Je vous conseille d’oublier tout ce que vous croyiez de la poésie jusqu’à maintenant, qu’un poète c’est forcément ci ou ça, de la rime, des vers bien balancés, de jolis mots, des sentiments tristes, qu’il faut l’apprendre par coeur, le décortiquer comme un crabe, l’analyser pour isoler le virus. Ce-que-le-poète-a-voulu-dire, j’en passe et des pires.
Il y a autant de sortes de poèmes que d’espèces animales sur la planète. La poésie est une invention perpétuelle de formes neuves, inattendues, imprévues… Comprendre un poème c’est accepter ses mystères, accepter de ne pas tout comprendre, qu’il porte en lui des choses qu’on ne comprendra peut-être jamais. Et c’est tant mieux . Est-ce qu’on peut aimer quelqu’un qui n’a plus de mystères pour nous ?
« Les poètes sont nos meilleurs guides. Le lecteur de la poésie n’analyse pas il fait le serment à l’auteur son proche de demeurer dans l’intense. » (Yves Bonnefoy)
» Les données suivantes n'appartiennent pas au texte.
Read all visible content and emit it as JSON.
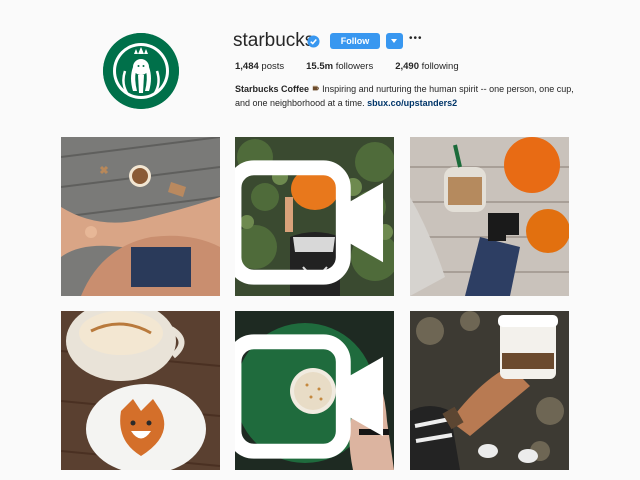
{
  "profile": {
    "username": "starbucks",
    "follow_label": "Follow",
    "more_label": "•••",
    "posts_count": "1,484",
    "posts_label": "posts",
    "followers_count": "15.5m",
    "followers_label": "followers",
    "following_count": "2,490",
    "following_label": "following",
    "bio_name": "Starbucks Coffee",
    "bio_text_1": "Inspiring and nurturing the human spirit -- one person, one",
    "bio_text_2": "cup, and one neighborhood at a time.",
    "bio_link": "sbux.co/upstanders2"
  },
  "colors": {
    "brand_green": "#00704a",
    "follow_blue": "#3897f0",
    "link_navy": "#003569"
  },
  "icons": [
    "verified-badge-icon",
    "chevron-down-icon",
    "more-options-icon",
    "coffee-cup-icon",
    "video-icon"
  ],
  "posts": [
    {
      "subject": "latte-and-crossed-legs"
    },
    {
      "subject": "pumpkin-face",
      "is_video": true
    },
    {
      "subject": "iced-drink-pumpkins"
    },
    {
      "subject": "whipped-drink-fox-cookie"
    },
    {
      "subject": "green-plate-drink",
      "is_video": true
    },
    {
      "subject": "hand-cup-shoes"
    }
  ]
}
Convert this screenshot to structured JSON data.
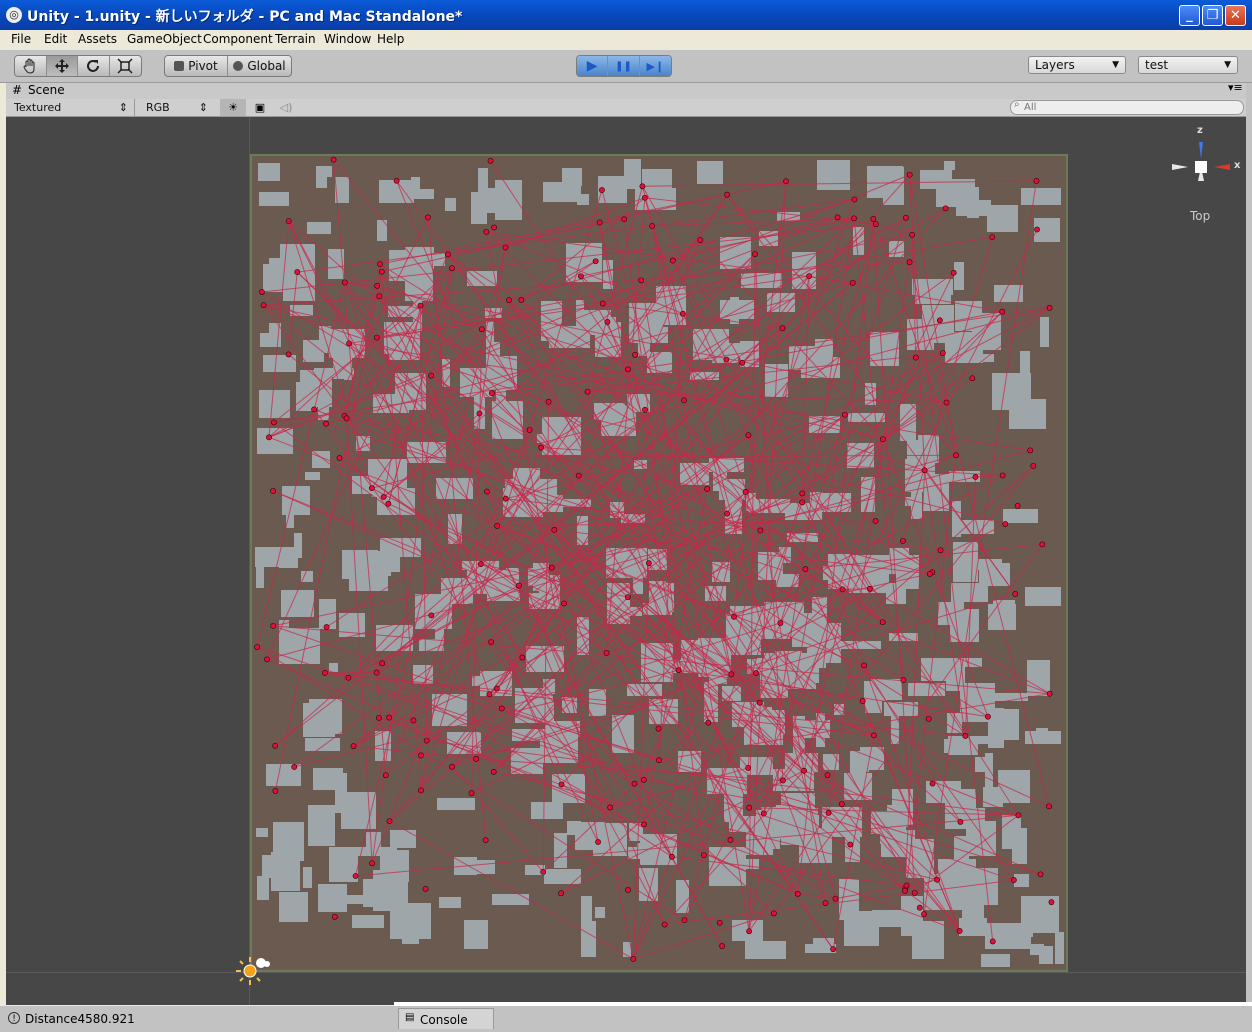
{
  "window": {
    "title": "Unity - 1.unity - 新しいフォルダ - PC and Mac Standalone*",
    "buttons": {
      "minimize": "_",
      "restore": "❐",
      "close": "✕"
    }
  },
  "menu": [
    "File",
    "Edit",
    "Assets",
    "GameObject",
    "Component",
    "Terrain",
    "Window",
    "Help"
  ],
  "toolbar": {
    "tools": [
      "hand-icon",
      "move-icon",
      "rotate-icon",
      "scale-icon"
    ],
    "pivot_label": "Pivot",
    "global_label": "Global",
    "play": {
      "play": "▶",
      "pause": "❚❚",
      "step": "▶❙"
    },
    "layers_label": "Layers",
    "layout_label": "test"
  },
  "scene_tab": {
    "label": "Scene"
  },
  "scene_bar": {
    "draw_mode": "Textured",
    "render_mode": "RGB",
    "search_placeholder": "All"
  },
  "gizmo": {
    "y_label": "z",
    "x_label": "x",
    "view_label": "Top"
  },
  "status": {
    "message": "Distance4580.921",
    "console_tab": "Console"
  },
  "colors": {
    "ground": "#6b5a50",
    "building": "#9ea6aa",
    "path": "#c42a4a",
    "node": "#e0103a",
    "viewport_bg": "#474747"
  }
}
Il faut converser avec la poésie et dans cette conversation intérieure, vous avez tous les droits : ceux de l’amour, de l’antipathie, de la colère, du refus, de l‘incompréhension. Lisez, lisez, relisez, faites-vous lire des poèmes, sans vous poser de questions – elles viendront bien toutes seules et la plupart n’auront pas de réponse !
Est-ce que vous n’aimez pas passionnément la vie avec ses mille questions non résolues ?
Faites confiance : il y quelque part, qui n’attend que vous, le poème de Villon, Ronsard, Hugo, Hikmet, Chedid, Cendrars, Vigny, Eluard, Apollinaire…. je ne sais pas… mais je sais que ce poème (en ce temps de confinement), vous comprendra comme on vous a rarement compris, qu’il vous mènera vers les autres, et désormais vous ne pourrez pas plus vous passer de poésie qu’un myope de lunettes.
Jean-Pierre Siméon, in À poèmes ouverts, Anthologie de 50 poètes présentés par Le Printemps des Poètes, précédée de Aïe un poète ! de Jean-Pierre Siméon, Points/Poésie, 2008.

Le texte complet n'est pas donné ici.